Furniture Design / October 9, 2018 / Alexis Dent.
Most new homes are built with very simple molding to keep the cost of construction down. Will usually consist of a basic baseboard lining the
floors, with simple, narrow casings installed around windows and doors. However, if you want to give the interior of your home a unique and personal style, you can fit more elaborate molding options yourself at a later date. While this is a job that has a moderate level of difficulty, you can save yourself much money by doing the installation work yourself.
There are three basic types of decorative molding that you can install in your home. Baseboard runs along the ground and is designed the fill the gap between floors and walls. The casing is the molding that is placed around windows and doors to give them an elegant finished look.
You also have other more specialty molding options. Chair railing molding is placed at about 30 inches above the floor, running horizontally to protect them walls from chairs bumping back into them. Then there is banister molding which acts as the cap on the stair railing, spindles, which line the sides of a staircase also newel post, which is the central support column to a staircase.
When you choose the type of molding that you want to install you need to first look at the style of your home. The more classic and traditional your home is the more elaborate and ornate you can get. However, this seems out of place in modern or ranch style homes, where a simpler design should use.
Once you have chosen a style, you should draw up a floor plan of the room to determine how much wood you are going to need. Do your best to buy as much material as you need, then get a few extra feet to allow you to create seams or fill in gaps.
Allow the wood to rest in the room it will be used in for a few days before you start working so it can adjust to the temperature. Then using careful
measurements begin to cut the wood to size, using the proper miter angles to ensure that joints and seams will fit together correctly. Here you need to be very careful, using the old admonishment “measure twice, cut once” to ensure that every piece is used successfully with no waste.

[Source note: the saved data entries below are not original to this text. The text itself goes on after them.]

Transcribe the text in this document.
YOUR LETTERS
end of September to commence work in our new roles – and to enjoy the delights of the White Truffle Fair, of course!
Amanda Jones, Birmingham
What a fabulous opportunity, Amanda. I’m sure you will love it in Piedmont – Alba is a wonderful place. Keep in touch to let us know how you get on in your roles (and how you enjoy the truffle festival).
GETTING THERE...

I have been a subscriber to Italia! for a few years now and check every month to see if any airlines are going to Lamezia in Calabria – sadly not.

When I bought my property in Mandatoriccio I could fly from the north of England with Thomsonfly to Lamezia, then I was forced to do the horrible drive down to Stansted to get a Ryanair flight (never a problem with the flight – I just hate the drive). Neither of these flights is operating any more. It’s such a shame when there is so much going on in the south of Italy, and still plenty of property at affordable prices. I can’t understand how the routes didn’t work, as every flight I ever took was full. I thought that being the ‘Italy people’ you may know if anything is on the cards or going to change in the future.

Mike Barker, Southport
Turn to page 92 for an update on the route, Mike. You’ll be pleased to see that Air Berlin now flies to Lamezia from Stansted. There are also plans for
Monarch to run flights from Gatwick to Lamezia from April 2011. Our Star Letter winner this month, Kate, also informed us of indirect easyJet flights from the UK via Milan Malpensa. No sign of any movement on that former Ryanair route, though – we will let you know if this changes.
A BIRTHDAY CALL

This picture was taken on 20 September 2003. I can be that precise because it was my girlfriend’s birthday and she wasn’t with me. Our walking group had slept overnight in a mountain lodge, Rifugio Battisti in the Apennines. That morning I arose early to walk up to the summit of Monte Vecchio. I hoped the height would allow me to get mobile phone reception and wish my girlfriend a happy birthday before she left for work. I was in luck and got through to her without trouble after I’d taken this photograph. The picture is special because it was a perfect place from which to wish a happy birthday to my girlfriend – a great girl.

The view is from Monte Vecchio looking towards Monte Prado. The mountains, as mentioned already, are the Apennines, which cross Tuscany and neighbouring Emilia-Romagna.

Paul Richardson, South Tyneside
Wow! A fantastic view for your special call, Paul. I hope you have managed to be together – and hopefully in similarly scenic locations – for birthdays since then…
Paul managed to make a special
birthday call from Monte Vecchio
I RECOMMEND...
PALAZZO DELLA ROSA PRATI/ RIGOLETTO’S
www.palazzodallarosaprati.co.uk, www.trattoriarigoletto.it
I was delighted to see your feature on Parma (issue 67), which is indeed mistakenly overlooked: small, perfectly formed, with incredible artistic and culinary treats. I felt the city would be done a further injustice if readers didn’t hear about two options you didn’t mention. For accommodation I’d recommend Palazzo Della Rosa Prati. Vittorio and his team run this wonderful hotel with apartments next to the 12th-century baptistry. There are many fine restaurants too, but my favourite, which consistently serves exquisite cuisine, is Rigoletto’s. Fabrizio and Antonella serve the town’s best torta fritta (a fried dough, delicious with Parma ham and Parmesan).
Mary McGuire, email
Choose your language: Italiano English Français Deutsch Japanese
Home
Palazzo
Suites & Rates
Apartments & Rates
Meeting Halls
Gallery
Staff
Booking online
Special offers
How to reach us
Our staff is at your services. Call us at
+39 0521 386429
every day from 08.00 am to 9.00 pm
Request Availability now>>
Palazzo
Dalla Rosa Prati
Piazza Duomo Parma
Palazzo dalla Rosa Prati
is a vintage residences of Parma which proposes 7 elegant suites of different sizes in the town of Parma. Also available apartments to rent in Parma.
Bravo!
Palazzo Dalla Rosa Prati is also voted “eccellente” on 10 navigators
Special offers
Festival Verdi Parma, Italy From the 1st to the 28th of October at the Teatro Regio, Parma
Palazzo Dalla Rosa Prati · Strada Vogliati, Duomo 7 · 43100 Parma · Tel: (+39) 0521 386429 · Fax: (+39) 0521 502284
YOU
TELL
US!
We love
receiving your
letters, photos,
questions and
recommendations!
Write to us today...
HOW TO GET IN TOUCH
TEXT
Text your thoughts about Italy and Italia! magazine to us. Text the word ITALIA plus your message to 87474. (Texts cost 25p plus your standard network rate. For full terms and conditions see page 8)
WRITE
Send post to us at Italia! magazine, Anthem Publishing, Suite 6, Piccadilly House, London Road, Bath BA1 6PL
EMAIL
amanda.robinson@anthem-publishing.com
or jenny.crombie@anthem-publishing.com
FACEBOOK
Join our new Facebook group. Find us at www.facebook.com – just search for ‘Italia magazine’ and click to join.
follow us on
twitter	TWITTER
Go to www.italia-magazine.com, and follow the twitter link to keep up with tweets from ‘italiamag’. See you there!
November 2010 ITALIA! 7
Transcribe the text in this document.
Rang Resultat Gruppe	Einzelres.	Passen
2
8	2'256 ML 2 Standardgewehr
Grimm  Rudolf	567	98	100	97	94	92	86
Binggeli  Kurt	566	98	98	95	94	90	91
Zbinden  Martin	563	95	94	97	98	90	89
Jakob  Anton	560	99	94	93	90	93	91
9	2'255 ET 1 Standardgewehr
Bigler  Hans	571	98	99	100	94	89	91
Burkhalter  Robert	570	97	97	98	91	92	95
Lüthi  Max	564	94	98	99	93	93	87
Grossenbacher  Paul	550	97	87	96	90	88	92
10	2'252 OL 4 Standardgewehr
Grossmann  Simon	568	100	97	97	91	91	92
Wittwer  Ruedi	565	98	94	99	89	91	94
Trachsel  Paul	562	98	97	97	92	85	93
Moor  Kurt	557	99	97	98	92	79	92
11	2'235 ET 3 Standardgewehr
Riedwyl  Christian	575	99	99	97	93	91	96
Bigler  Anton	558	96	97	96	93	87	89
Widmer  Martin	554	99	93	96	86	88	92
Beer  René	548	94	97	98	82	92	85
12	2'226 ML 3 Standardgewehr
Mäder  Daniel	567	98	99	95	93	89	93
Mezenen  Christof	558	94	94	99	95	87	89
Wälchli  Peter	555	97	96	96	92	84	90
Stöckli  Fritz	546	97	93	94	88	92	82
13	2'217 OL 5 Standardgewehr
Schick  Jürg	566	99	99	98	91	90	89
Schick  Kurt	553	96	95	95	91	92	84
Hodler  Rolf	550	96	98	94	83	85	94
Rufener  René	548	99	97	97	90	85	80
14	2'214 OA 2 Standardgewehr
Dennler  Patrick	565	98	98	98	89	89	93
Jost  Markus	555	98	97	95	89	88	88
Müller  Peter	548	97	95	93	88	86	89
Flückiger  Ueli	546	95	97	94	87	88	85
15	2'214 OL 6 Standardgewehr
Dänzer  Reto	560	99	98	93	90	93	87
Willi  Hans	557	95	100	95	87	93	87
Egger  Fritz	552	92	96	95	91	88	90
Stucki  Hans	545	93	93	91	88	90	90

Small gaps can be taken care of with filler, but try your best to avoid any large spaces between the wood. Once you have everything lined up correctly and sized to your exact specifications, you can begin to nail the molding to the wall using artificial finishing nails. Use a small hammer or nail
gun, and then set the head beneath the surface of the material with a countersink.
At this point, caulk can be used to fill gaps and wood filler can be used to cover up nail holes. Try to use these materials sparingly as they will often stain a slightly different color than the wood itself.